Sérgio de Salvo Brito
By: Deraldo Marins Cortez
General Energy Systems Coordinator of DNDE
The assignment of the name of “Sérgio de Salvo Brito” to the Reference Center of Solar and Wind Energy established on CEPEL, honors, with due justice, the brilliant professional, the solicitous colleague and upstanding citizen, whose untimely death is still lamented by all those who had the opportunity to spend time with him socially or professionally.
For the Center, choosing such patron could not be more appropriate.
An engineer, with graduate studies in nuclear energy, Sergio Brito embraced with a lot of enthusiasm the cause of renewable energy and soon became one of the most internationally known and respected Brazilians in this field.
As the Secretary of Technology of the Ministry of Mines and Energy during Sarney's government, then as the Technical Coordinator of the works for the National Energy Matrix Review, and finally as the first Officer of the National Energy Development Department, the Ministry of Infrastructure (current Department of Energy - MME), Sergio Brito devoted many efforts so as to bring into consideration the solar, wind and biomass energy as an important energy vector for the socio-economic and environmental development of the Country.
Ideologically firm, fearless, and above all unusually elegant and persevering, Sérgio Brito always started his preaching in favor of renewable energies, recognizing the importance of the organization of conventional energy systems for the Brazilian development, and claimed that renewable resources should be respected due to their potential for competitive participation in our energy matrix.
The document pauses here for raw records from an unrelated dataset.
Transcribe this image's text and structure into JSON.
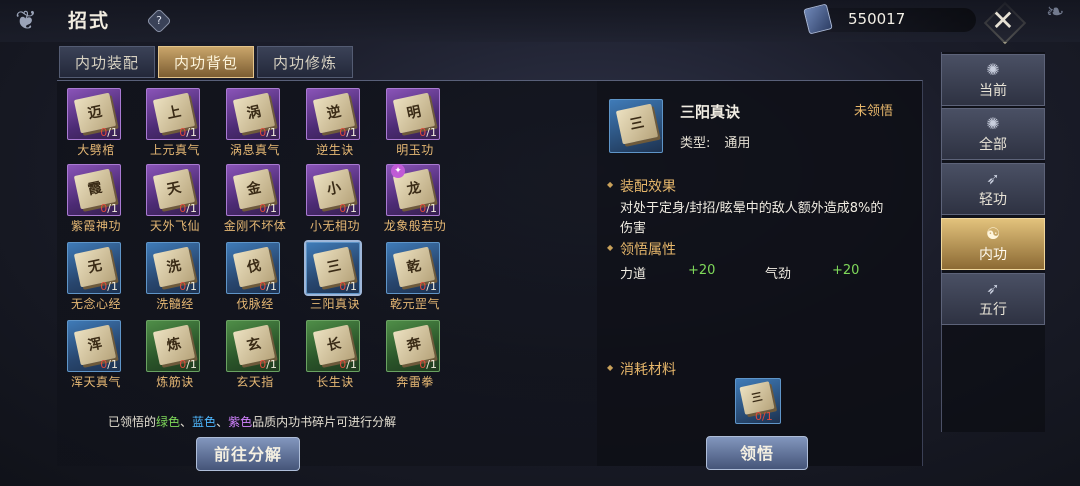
{
  "header": {
    "title": "招式",
    "help_icon": "?",
    "currency_value": "550017",
    "close_icon": "✕"
  },
  "tabs": [
    {
      "label": "内功装配",
      "active": false
    },
    {
      "label": "内功背包",
      "active": true
    },
    {
      "label": "内功修炼",
      "active": false
    }
  ],
  "grid": [
    {
      "name": "大劈棺",
      "glyph": "迈",
      "have": "0",
      "need": "/1",
      "quality": "purple"
    },
    {
      "name": "上元真气",
      "glyph": "上",
      "have": "0",
      "need": "/1",
      "quality": "purple"
    },
    {
      "name": "涡息真气",
      "glyph": "涡",
      "have": "0",
      "need": "/1",
      "quality": "purple"
    },
    {
      "name": "逆生诀",
      "glyph": "逆",
      "have": "0",
      "need": "/1",
      "quality": "purple"
    },
    {
      "name": "明玉功",
      "glyph": "明",
      "have": "0",
      "need": "/1",
      "quality": "purple"
    },
    {
      "name": "紫霞神功",
      "glyph": "霞",
      "have": "0",
      "need": "/1",
      "quality": "purple"
    },
    {
      "name": "天外飞仙",
      "glyph": "天",
      "have": "0",
      "need": "/1",
      "quality": "purple"
    },
    {
      "name": "金刚不坏体",
      "glyph": "金",
      "have": "0",
      "need": "/1",
      "quality": "purple"
    },
    {
      "name": "小无相功",
      "glyph": "小",
      "have": "0",
      "need": "/1",
      "quality": "purple"
    },
    {
      "name": "龙象般若功",
      "glyph": "龙",
      "have": "0",
      "need": "/1",
      "quality": "purple",
      "badge": true
    },
    {
      "name": "无念心经",
      "glyph": "无",
      "have": "0",
      "need": "/1",
      "quality": "blue"
    },
    {
      "name": "洗髓经",
      "glyph": "洗",
      "have": "0",
      "need": "/1",
      "quality": "blue"
    },
    {
      "name": "伐脉经",
      "glyph": "伐",
      "have": "0",
      "need": "/1",
      "quality": "blue"
    },
    {
      "name": "三阳真诀",
      "glyph": "三",
      "have": "0",
      "need": "/1",
      "quality": "blue",
      "selected": true
    },
    {
      "name": "乾元罡气",
      "glyph": "乾",
      "have": "0",
      "need": "/1",
      "quality": "blue"
    },
    {
      "name": "浑天真气",
      "glyph": "浑",
      "have": "0",
      "need": "/1",
      "quality": "blue"
    },
    {
      "name": "炼筋诀",
      "glyph": "炼",
      "have": "0",
      "need": "/1",
      "quality": "green"
    },
    {
      "name": "玄天指",
      "glyph": "玄",
      "have": "0",
      "need": "/1",
      "quality": "green"
    },
    {
      "name": "长生诀",
      "glyph": "长",
      "have": "0",
      "need": "/1",
      "quality": "green"
    },
    {
      "name": "奔雷拳",
      "glyph": "奔",
      "have": "0",
      "need": "/1",
      "quality": "green"
    }
  ],
  "hint": {
    "prefix": "已领悟的",
    "green": "绿色",
    "sep1": "、",
    "blue": "蓝色",
    "sep2": "、",
    "purple": "紫色",
    "suffix": "品质内功书碎片可进行分解"
  },
  "buttons": {
    "decompose": "前往分解",
    "comprehend": "领悟"
  },
  "detail": {
    "name": "三阳真诀",
    "glyph": "三",
    "status": "未领悟",
    "type_label": "类型:",
    "type_value": "通用",
    "effect_title": "装配效果",
    "effect_text": "对处于定身/封招/眩晕中的敌人额外造成8%的伤害",
    "attr_title": "领悟属性",
    "attrs": [
      {
        "label": "力道",
        "value": "+20"
      },
      {
        "label": "气劲",
        "value": "+20"
      }
    ],
    "material_title": "消耗材料",
    "material_count": "0/1"
  },
  "categories": [
    {
      "label": "当前",
      "icon": "✺",
      "active": false
    },
    {
      "label": "全部",
      "icon": "✺",
      "active": false
    },
    {
      "label": "轻功",
      "icon": "➶",
      "active": false
    },
    {
      "label": "内功",
      "icon": "☯",
      "active": true
    },
    {
      "label": "五行",
      "icon": "➶",
      "active": false
    }
  ],
  "colors": {
    "accent_gold": "#e7b76b",
    "green_value": "#7fd95a",
    "count_red": "#e04b3c"
  }
}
Back from the last trip he made to Europe, where among other professional activities he visited the Department of Energy of the European Community, Sérgio Brito went on to defend the thesis that solar and wind energy would already be competitive for specific applications in Brazil, especially in locations not served by conventional systems due to geographical barriers or limitations of economic nature.
From that point on, his speeches on the subject began to incorporate a novelty, which was the idea of creating a nucleus for the centralization and dissemination of information on renewable technologies, to organize the records of developed pilot projects, their successes and causes of eventual failures.
The premature death of Sergio Brito did not bury his dream and just a few months thereafter, CEPEL started the Agreement with NREL, whose serious and well-structured development broke new ground, with effective feasibility, for the regular use of renewable energy in Brazil.